Prices increased (SA) in only 7 of the 20 Case-Shiller cities in December seasonally adjusted. Prices in Las Vegas are off 58% from the peak, and prices in Dallas only off 8% from the peak.
From S&P:
Eleven MSAs posted new index level lows in December 2010, since their 2006/2007 peaks. These cities are Atlanta, Charlotte, Chicago, Detroit, Las Vegas, Miami, New York, Phoenix, Portland (OR), Seattle and Tampa. Nine of these cities had also posted lows with November’s report as well. New York and Phoenix are the new entrants to this group with December’s data.Prices are now falling just about everywhere, and more cities are hitting new post-bubble lows. Both composite indices are still slightly above the post-bubble low, but the indexes will probably be at new lows in early 2011.

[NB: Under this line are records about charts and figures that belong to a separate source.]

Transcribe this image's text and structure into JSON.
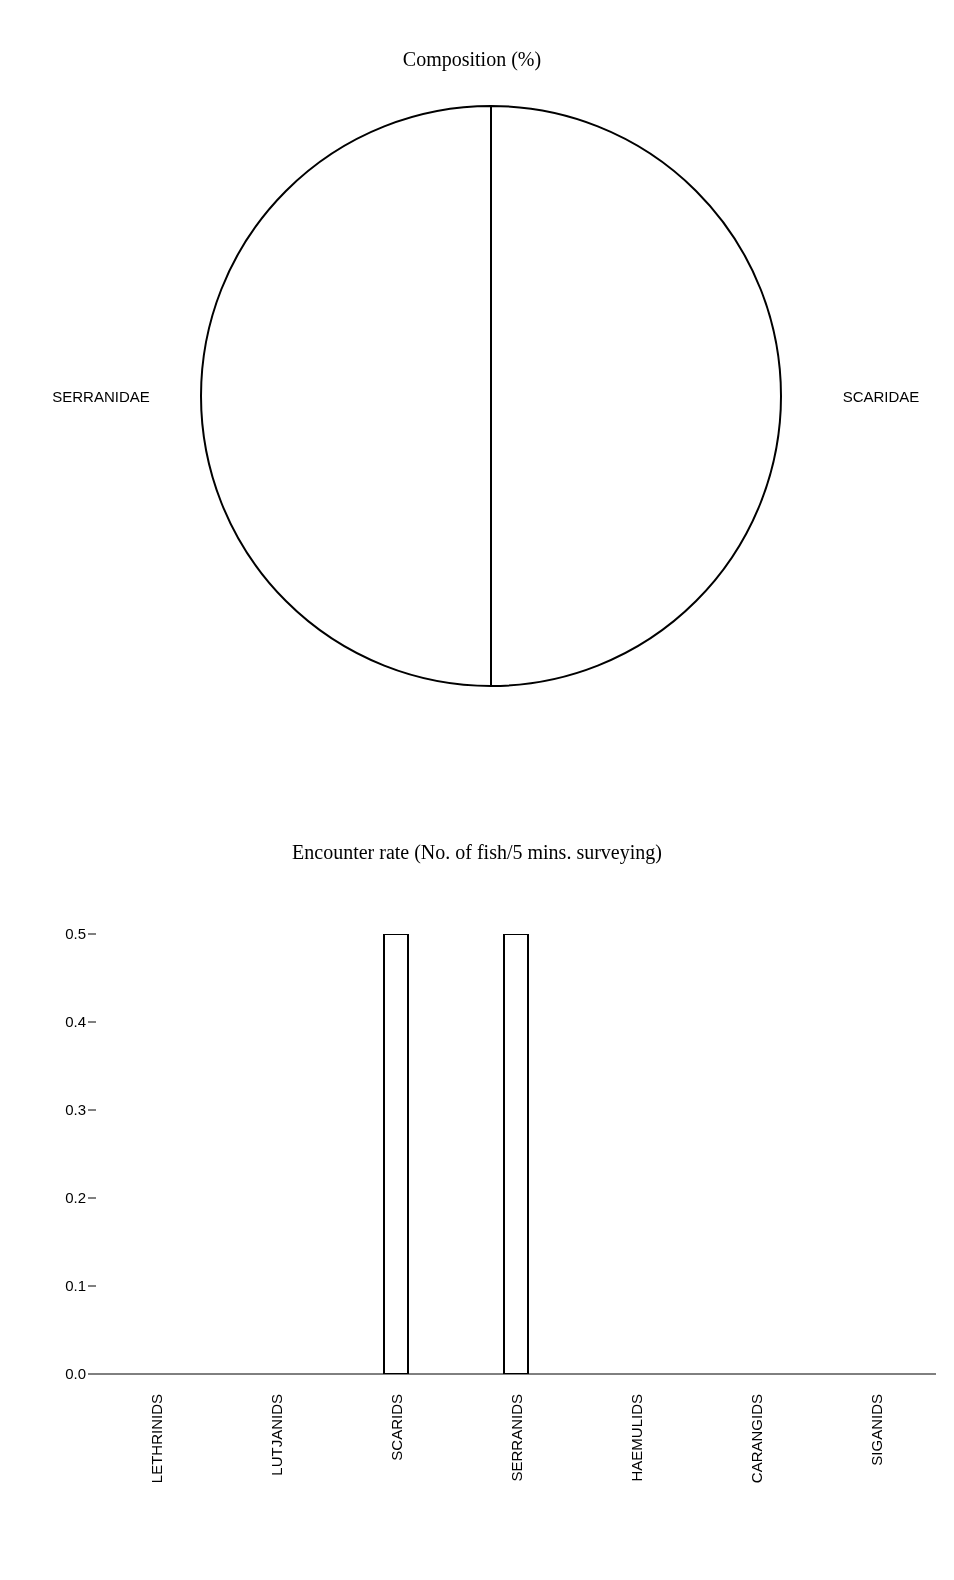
{
  "chart_data": [
    {
      "type": "pie",
      "title": "Composition (%)",
      "categories": [
        "SCARIDAE",
        "SERRANIDAE"
      ],
      "values": [
        50,
        50
      ],
      "colors": [
        "#ffffff",
        "#ffffff"
      ]
    },
    {
      "type": "bar",
      "title": "Encounter rate (No. of fish/5 mins. surveying)",
      "categories": [
        "LETHRINIDS",
        "LUTJANIDS",
        "SCARIDS",
        "SERRANIDS",
        "HAEMULIDS",
        "CARANGIDS",
        "SIGANIDS"
      ],
      "values": [
        0,
        0,
        0.5,
        0.5,
        0,
        0,
        0
      ],
      "color": "#ffffff",
      "ylim": [
        0,
        0.5
      ],
      "yticks": [
        {
          "value": 0,
          "label": "0.0"
        },
        {
          "value": 0.1,
          "label": "0.1"
        },
        {
          "value": 0.2,
          "label": "0.2"
        },
        {
          "value": 0.3,
          "label": "0.3"
        },
        {
          "value": 0.4,
          "label": "0.4"
        },
        {
          "value": 0.5,
          "label": "0.5"
        }
      ],
      "grid": false
    }
  ]
}
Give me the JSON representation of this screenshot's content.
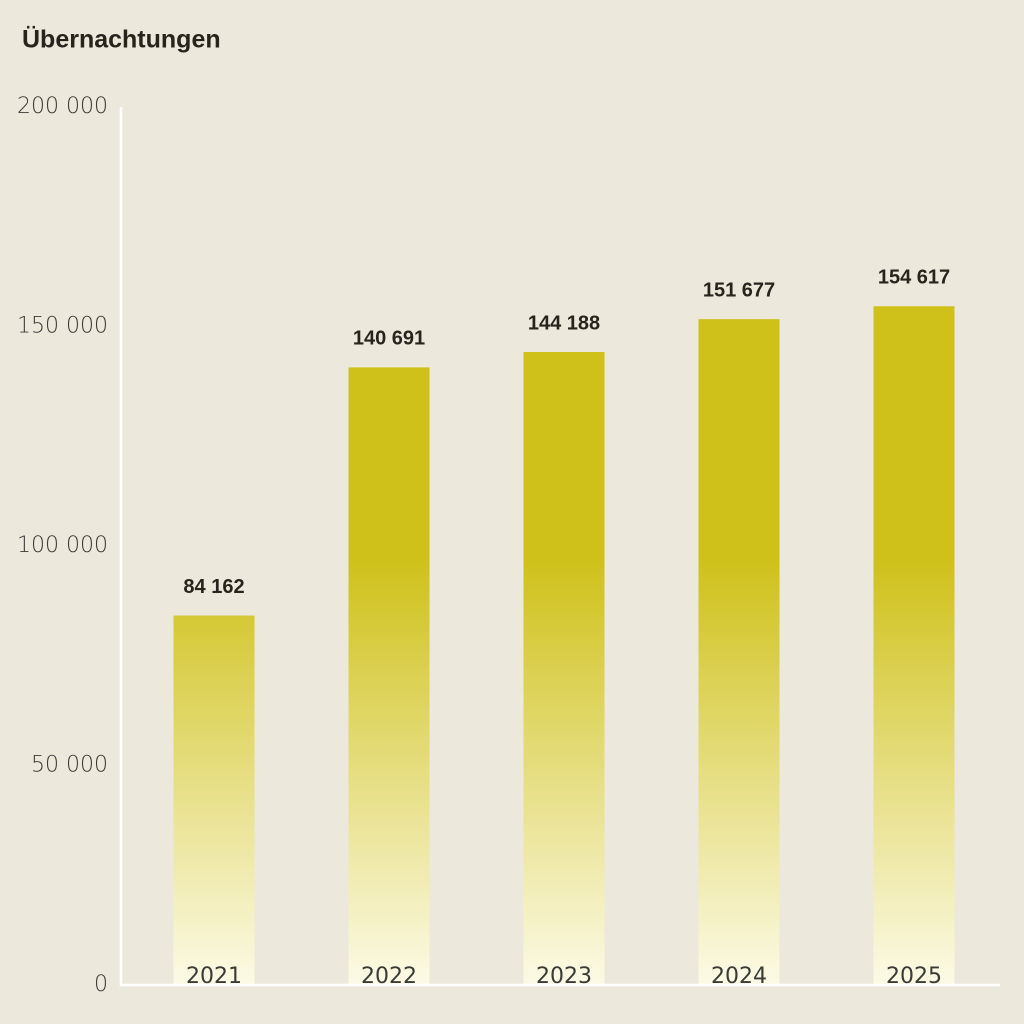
{
  "chart_data": {
    "type": "bar",
    "title": "Übernachtungen",
    "categories": [
      "2021",
      "2022",
      "2023",
      "2024",
      "2025"
    ],
    "values": [
      84162,
      140691,
      144188,
      151677,
      154617
    ],
    "value_labels": [
      "84 162",
      "140 691",
      "144 188",
      "151 677",
      "154 617"
    ],
    "color": "#cfc11a",
    "ylim": [
      0,
      200000
    ],
    "yticks": [
      0,
      {
        "value": 50000,
        "label": "50 000"
      },
      {
        "value": 100000,
        "label": "100 000"
      },
      {
        "value": 150000,
        "label": "150 000"
      },
      {
        "value": 200000,
        "label": "200 000"
      }
    ],
    "grid": false
  }
}
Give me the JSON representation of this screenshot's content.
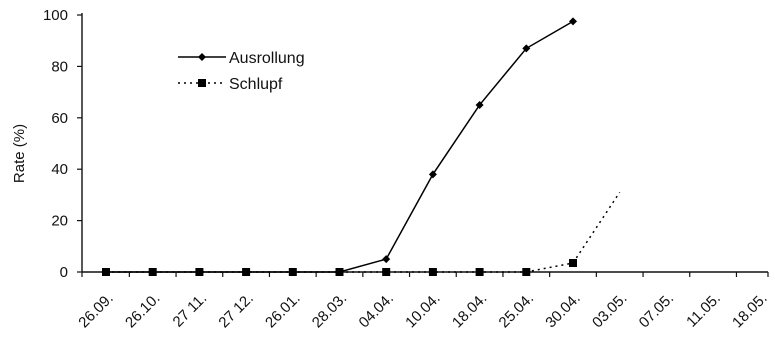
{
  "chart_data": {
    "type": "line",
    "title": "",
    "xlabel": "",
    "ylabel": "Rate (%)",
    "ylim": [
      0,
      100
    ],
    "yticks": [
      0,
      20,
      40,
      60,
      80,
      100
    ],
    "categories": [
      "26.09.",
      "26.10.",
      "27 11.",
      "27 12.",
      "26.01.",
      "28.03.",
      "04.04.",
      "10.04.",
      "18.04.",
      "25.04.",
      "30.04.",
      "03.05.",
      "07.05.",
      "11.05.",
      "18.05."
    ],
    "grid": false,
    "legend_position": "top-left",
    "series": [
      {
        "name": "Ausrollung",
        "marker": "diamond",
        "line_style": "solid",
        "color": "#000000",
        "points": [
          [
            0,
            0
          ],
          [
            1,
            0
          ],
          [
            2,
            0
          ],
          [
            3,
            0
          ],
          [
            4,
            0
          ],
          [
            5,
            0
          ],
          [
            6,
            5
          ],
          [
            7,
            38
          ],
          [
            8,
            65
          ],
          [
            9,
            87
          ],
          [
            10,
            97.5
          ]
        ]
      },
      {
        "name": "Schlupf",
        "marker": "square",
        "line_style": "dotted",
        "color": "#000000",
        "points": [
          [
            0,
            0
          ],
          [
            1,
            0
          ],
          [
            2,
            0
          ],
          [
            3,
            0
          ],
          [
            4,
            0
          ],
          [
            5,
            0
          ],
          [
            6,
            0
          ],
          [
            7,
            0
          ],
          [
            8,
            0
          ],
          [
            9,
            0
          ],
          [
            10,
            3.5
          ],
          [
            11,
            31
          ]
        ],
        "marker_count": 11
      }
    ]
  }
}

Survey: Sales of Distressed Homes increased in January
by Calculated Risk on 2/22/2011 08:22:00 AM
From Campbell/Inside Mortgage Finance HousingPulse: HousingPulse Distressed Property Index Hits 49.6% in January
Perhaps the biggest news in the January data was a sharp rise in the HousingPulse Distressed Property Index or DPI, a key indicator of the health of the housing market. The DPI, or share of total transactions involving distressed properties, climbed from 47.2% in December to 49.6% in January. The increase was a continuation of a trend as the DPI registered just 44.5% back in November.This fits with other recent reports suggesting the percent of distressed sales was very high in January. The Case-Shiller house price data, to be released this morning, will be for last year (October, November and December) - and this survey suggests the repeat transaction house price indexes will show further weakness in 2011.
...
Already, in the key state of California, distressed property transactions account for 66% of the market. In Florida, distressed property transactions account for 63% of the market. And in the combined area of Arizona and Nevada, distressed property transactions are a stunning 72% of home sales.
...
The increase in distressed properties, combined with a reduction in first-time homebuyers, is causing downward pricing pressure to build in the market, especially for the categories of damaged REO and move-in ready REO.